While New York this year revised its drug sentencing laws to give judges more discretion to keep offenders out of jail, other high-profile sentencing changes in the states have been far more limited in their scope. Texas, for instance, eliminated life without parole for juveniles, a penalty that currently affects only seven inmates. New Mexico abolished capital punishment, but had only two men on death row when the bill was signed into law in March.

Washington state’s legislative session this year was “completely upside down in terms of criminal justice policy,” said state Rep. Roger Goodman (D), vice chair of the House Judiciary Committee.
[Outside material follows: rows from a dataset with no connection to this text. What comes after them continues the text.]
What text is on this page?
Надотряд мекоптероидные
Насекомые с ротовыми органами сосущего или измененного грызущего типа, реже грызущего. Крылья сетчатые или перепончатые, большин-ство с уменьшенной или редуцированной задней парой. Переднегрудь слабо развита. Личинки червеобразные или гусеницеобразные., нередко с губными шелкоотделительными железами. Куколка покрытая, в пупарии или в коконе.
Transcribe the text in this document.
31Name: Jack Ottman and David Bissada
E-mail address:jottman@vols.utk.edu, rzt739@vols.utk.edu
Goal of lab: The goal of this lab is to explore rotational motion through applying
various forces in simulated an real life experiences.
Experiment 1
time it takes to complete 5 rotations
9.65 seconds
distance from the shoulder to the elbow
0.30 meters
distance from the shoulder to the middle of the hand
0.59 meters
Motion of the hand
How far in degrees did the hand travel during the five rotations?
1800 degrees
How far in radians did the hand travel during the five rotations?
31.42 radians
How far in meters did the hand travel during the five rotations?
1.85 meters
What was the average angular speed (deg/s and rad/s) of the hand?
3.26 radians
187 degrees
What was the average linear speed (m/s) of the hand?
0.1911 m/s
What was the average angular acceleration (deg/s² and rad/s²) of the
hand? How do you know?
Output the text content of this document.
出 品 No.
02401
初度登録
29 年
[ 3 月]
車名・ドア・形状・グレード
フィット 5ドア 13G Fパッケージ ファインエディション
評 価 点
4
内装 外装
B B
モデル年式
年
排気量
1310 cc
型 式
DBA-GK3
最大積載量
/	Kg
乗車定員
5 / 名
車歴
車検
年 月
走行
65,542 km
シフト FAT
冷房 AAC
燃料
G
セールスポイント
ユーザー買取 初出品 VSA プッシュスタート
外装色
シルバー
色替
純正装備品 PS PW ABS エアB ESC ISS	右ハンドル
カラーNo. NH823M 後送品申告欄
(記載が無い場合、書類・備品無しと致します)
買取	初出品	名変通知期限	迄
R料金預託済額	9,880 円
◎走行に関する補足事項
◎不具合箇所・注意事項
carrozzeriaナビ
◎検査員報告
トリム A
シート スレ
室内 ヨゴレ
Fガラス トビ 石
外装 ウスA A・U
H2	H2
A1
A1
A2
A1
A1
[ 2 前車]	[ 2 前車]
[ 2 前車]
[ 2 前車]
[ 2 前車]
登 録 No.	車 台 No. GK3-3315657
Goodman said lawmakers cut funding for the wrong programs – such as housing and other transitional services that can help ex-inmates stay out of trouble – and refused to make substantial changes to the sentencing policies that he said have put too many nonviolent and drug-addicted people in prison in the first place.

Goodman explained lawmakers’ distaste for making sentencing changes this way: “There aren’t enough political points to be gained by taking this issue on. There are political points to be gained by attacking it.”

While broad changes to criminal sentencing laws remain a tough sell issue in many state capitols, corrections officials are pushing other, less controversial changes to reduce prison populations. Many states have made sick or dying inmates eligible for early parole. Other states, including Florida and Tennessee, have invested more heavily in drug treatment courts and community supervision programs in the hopes of keeping offenders from returning to prison.

“Changing sentences is a very difficult thing to do. And so we’ve gone around it,” Pennsylvania Corrections Secretary Jeffrey Beard said during an annual summit of state legislators in Philadelphia last month.